A partir da busca dos fatos particulares, através do trabalho de campo no caso da Geografia, Bacon (1979, p. 56) propõe a escala metodológica: “muito se poderá esperar das ciências quando, sem interrupção, ou falhas, se souber caminhar dos fatos particulares aos axiomas menores, destes aos médios, os quais se elevam acima dos outros, e finalmente aos mais gerais”.

Neste sentido, a Geografia Física, a partir da consistência dos dados empíricos, pode apresentar os conceitos, e posteriormente, as teorias, evitando as generalizações dos fatores e os modelos dedutivos e gerais que não contribuem na prática científica.

Logo, o rigor metodológico proposto por Francis Bacon torna a Geografia Física mais reconhecida diante das demais ciências, pois a prática de campo associada aos dados empíricos garante a reconhecimento das diversidades na realidade investigada.

 

A filosofia de Hume: o rompimento com os hábitos teóricos

A realidade empírica nos leva ao rompimento com as concepções estabelecidas por ideias teóricas se as mesmas forem questionadas com os dados empíricos. David Hume (1711-1776) fundamenta suas concepções filosóficas no empirismo ao considerar que as ideias podem ficar restritas às causalidades ocorridas no passado e constatadas pelos teóricos e o cientista pode correr o risco de se apegar aos hábitos e influenciar nas análises empíricas.

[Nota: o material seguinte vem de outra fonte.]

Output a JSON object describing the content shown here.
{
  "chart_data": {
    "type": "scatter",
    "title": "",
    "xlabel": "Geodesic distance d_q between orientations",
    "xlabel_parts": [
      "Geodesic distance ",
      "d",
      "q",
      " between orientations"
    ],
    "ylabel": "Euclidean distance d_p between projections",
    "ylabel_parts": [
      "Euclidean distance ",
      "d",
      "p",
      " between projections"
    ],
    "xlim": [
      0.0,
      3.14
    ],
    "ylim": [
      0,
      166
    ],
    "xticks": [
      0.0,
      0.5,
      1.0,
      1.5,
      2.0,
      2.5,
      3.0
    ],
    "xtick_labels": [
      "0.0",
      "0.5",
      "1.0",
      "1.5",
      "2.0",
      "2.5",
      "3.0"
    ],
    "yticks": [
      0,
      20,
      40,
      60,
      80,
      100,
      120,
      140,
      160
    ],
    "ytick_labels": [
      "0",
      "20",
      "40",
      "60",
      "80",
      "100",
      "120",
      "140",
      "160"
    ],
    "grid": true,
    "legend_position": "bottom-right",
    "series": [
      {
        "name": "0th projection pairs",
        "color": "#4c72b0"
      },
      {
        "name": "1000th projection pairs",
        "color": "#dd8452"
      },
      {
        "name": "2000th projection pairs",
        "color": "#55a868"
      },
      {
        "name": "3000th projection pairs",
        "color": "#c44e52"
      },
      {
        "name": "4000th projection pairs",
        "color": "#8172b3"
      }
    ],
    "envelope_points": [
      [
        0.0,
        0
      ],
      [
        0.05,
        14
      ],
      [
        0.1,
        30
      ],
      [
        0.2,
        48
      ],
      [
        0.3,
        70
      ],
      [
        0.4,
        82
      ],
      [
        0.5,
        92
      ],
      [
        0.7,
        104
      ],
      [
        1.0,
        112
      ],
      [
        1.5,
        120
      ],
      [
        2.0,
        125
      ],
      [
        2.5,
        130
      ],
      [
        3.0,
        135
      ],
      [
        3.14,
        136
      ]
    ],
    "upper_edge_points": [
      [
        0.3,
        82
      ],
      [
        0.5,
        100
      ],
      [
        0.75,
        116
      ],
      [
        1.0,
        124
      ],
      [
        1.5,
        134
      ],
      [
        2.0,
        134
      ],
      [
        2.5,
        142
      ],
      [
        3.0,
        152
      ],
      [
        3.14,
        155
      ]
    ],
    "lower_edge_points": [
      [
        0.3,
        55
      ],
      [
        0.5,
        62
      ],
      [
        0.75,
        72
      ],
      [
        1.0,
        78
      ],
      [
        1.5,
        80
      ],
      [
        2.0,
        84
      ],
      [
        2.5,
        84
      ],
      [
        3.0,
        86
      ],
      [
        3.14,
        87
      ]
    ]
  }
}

No entender de Hume (1995, p. 89): “quando a causa está presente, a mente, pelo hábito, passa imediatamente à concepção e crença por efeito costumeiro”. Logo, a causalidade influencia nossa mente quando visitamos o campo e pode nos levar aos juízos dependentes das ideias costumeiras pelo hábito.

Este apego ao hábito pode nos levar à construir modelos preditivos para o futuro a partir de dados empíricos coletados no passado, sendo necessário evitá-lo. Para Hume (1995, p. 71) ”não é, pois, a razão que conduz a vida, mas o hábito. Apenas ele determina a mente, em todas as circunstâncias, a supor que o futuro é conforme o passado”.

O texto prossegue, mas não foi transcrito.